This post is based on my experience of travelling in South America where I visited Uruguay, Argentina, Chile, Bolivia, Peru and Colombia.
I travelled around South America for five months and I did not get mugged. None of my property got stolen. I did not have my bag sliced while on a bus in Bolivia. As far as I am aware I was not even close to getting robbed at any point.
Did I fail as a traveller, or more importantly, as a travel blogger?
Most travel bloggers seem to have a story, a popular post about how something went terribly wrong while they were travelling, which although hard at the time, taught them a valuable lesson— I do not have such a story, unless you count getting harassed by an old woman in Vietnam while her grandchild deftly slipped around the back and took my cheap, nasty phone from my bag—I would have given it to her if she’d asked nicely. But that story is more embarrassing than a hardcore traveller’s tale.
Before my trip, I was worried about travelling in South America.
You just hear so many stories, and they often involve guns, knives and assailants in balaclavas.
It doesn’t matter how many people tell you otherwise; before you have been there you just know that South America is a dangerous place because it has always been a dangerous place. Besides, all the people who have never been there tell you that it is.
Except that now it isn’t. Nowhere near as dangerous as it used to be at any rate.
Medellin in Colombia has made a complete transition from the drug-trafficking, kidnapping central that it used to be. So why are people still so damn afraid?
As with anywhere else in the world, South America has its dangerous parts, and every city has shady neighbourhoods. If you wander into these areas then you are asking for trouble. Even heavily populated tourist areas can conceal dangerous people and pickpockets.
But then so does the city that you live in.
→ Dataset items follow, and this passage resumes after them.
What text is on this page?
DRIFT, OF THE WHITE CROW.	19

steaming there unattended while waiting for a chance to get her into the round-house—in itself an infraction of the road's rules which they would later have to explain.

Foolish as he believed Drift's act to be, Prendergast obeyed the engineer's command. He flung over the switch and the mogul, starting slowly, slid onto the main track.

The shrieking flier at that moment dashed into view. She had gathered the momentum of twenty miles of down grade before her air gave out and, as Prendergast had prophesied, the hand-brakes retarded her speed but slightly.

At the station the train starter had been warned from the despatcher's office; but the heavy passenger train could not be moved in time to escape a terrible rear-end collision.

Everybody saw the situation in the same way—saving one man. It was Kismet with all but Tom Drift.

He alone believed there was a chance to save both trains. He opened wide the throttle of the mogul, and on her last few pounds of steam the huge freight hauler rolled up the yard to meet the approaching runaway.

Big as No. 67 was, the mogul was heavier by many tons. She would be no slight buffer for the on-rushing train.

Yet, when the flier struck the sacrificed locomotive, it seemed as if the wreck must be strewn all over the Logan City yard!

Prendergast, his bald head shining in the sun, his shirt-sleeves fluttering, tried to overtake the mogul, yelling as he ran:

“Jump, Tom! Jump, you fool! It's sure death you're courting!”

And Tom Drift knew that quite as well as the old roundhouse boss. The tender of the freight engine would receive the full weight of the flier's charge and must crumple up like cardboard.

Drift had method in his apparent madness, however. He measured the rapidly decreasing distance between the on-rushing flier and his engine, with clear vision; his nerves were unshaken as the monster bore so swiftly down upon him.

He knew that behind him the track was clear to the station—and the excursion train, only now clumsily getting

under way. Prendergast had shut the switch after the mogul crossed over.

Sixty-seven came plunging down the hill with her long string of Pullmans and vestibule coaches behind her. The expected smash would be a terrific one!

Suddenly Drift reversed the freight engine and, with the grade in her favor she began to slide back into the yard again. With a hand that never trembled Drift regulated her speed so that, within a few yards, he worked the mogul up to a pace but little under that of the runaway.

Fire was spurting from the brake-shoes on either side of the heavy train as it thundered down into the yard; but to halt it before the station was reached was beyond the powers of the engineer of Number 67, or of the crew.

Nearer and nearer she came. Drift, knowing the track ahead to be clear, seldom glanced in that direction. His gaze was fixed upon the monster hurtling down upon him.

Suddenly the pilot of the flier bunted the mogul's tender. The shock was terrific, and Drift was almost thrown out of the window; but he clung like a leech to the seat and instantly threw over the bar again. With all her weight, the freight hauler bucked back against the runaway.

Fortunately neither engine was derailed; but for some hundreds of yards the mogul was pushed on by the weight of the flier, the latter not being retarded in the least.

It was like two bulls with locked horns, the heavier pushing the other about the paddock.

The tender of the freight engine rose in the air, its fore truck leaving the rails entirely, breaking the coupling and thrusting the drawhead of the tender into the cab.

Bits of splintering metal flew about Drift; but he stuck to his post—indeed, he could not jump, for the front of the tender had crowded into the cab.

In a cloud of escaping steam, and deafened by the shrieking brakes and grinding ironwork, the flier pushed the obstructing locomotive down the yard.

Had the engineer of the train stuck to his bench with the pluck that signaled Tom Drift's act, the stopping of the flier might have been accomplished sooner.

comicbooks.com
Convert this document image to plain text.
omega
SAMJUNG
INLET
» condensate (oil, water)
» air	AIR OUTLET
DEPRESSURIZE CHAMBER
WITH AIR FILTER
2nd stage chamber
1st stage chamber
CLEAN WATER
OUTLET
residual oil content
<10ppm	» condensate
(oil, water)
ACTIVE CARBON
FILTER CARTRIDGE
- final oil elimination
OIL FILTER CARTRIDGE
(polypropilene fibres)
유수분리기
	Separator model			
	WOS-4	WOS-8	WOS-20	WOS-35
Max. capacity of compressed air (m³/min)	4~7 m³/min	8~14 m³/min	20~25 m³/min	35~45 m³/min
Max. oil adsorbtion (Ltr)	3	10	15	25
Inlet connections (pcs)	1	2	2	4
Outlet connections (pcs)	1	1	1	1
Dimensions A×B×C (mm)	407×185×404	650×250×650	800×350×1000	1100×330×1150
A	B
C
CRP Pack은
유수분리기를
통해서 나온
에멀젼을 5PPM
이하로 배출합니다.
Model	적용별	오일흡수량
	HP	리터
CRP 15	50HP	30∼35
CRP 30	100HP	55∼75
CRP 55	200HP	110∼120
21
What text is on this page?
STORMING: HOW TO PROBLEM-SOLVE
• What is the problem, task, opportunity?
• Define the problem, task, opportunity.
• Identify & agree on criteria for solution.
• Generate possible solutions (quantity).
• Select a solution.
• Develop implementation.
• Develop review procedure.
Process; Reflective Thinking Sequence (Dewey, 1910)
Recently I spoke to somebody who planned a trip during the summer of 2011. Just before she was due to visit her destination it was beset by troubles: riots in the streets, shops burned down in the night, people cowering inside their homes afraid of the mobs outside. Violent attacks in broad daylight, the police battling for days to regain control. Her friends begged her not to go; it was too dangerous, they said.
Where was this terrifying place? Egypt? Libya? The Favelas of Rio de Janeiro?
No. It was London – you know, the London that will host millions of foreign tourists at the Olympic Games this year. How many of those will worry that London is a dangerous city?
I am not saying that just because I did not have any problems in South America then it is a completely safe place: it would be irresponsible to say such a thing. Of course I met people who had been robbed, I heard of camera snatches, cloned ATM cards, emptied bank accounts, and I met travellers who had ended up in potentially dangerous situations. Thankfully I did not meet anybody who had been physically hurt, once the valuables were handed over the victims were left alone.
Despite these stories I would like to shake off the common belief that South America is full of violent criminals. Crime exists in South America as anywhere else in the world but a beautiful country like Colombia should not be forever stigmatised by its past. Imagine if every country was treated according to the crimes of its past, where would Britain stand then? Or Germany? The USA?
Some of the places that I visited in South America are also some of the areas that tourists are often warned about, places such as Retiro Bus Station – Buenos Aires, La Boca – Buenos Aires; Valparaiso – Chile; Cerro San Cristobal – Santiago de Chile; La Paz – Bolivia; La Candelaria – Bogota; Medellin – Colombia, and Taganga – Colombia.
In all of the South American countries that I visited, the only time I ever felt truly concerned about my safety was walking around Buenos Aires at night. Ironically, this was the city in which I had expected to feel the most safe when I planned my trip. Even so, I did not encounter a situation in which I felt threatened or intimidated.
Maybe I was just lucky when I travelled in South America.
Maybe I just never happened to be in the wrong place at the wrong time.
Maybe the precautions I took kept me safe.
Or maybe the tide is turning in South America and people who visit there will finally see that it is a continent of beautiful, honest and hard-working people no longer allowing the minority of criminals to tarnish their reputation.
I certainly hope to see fewer ‘I Got Robbed in South America’ blog posts in the future and see more people venturing to this beautiful continent.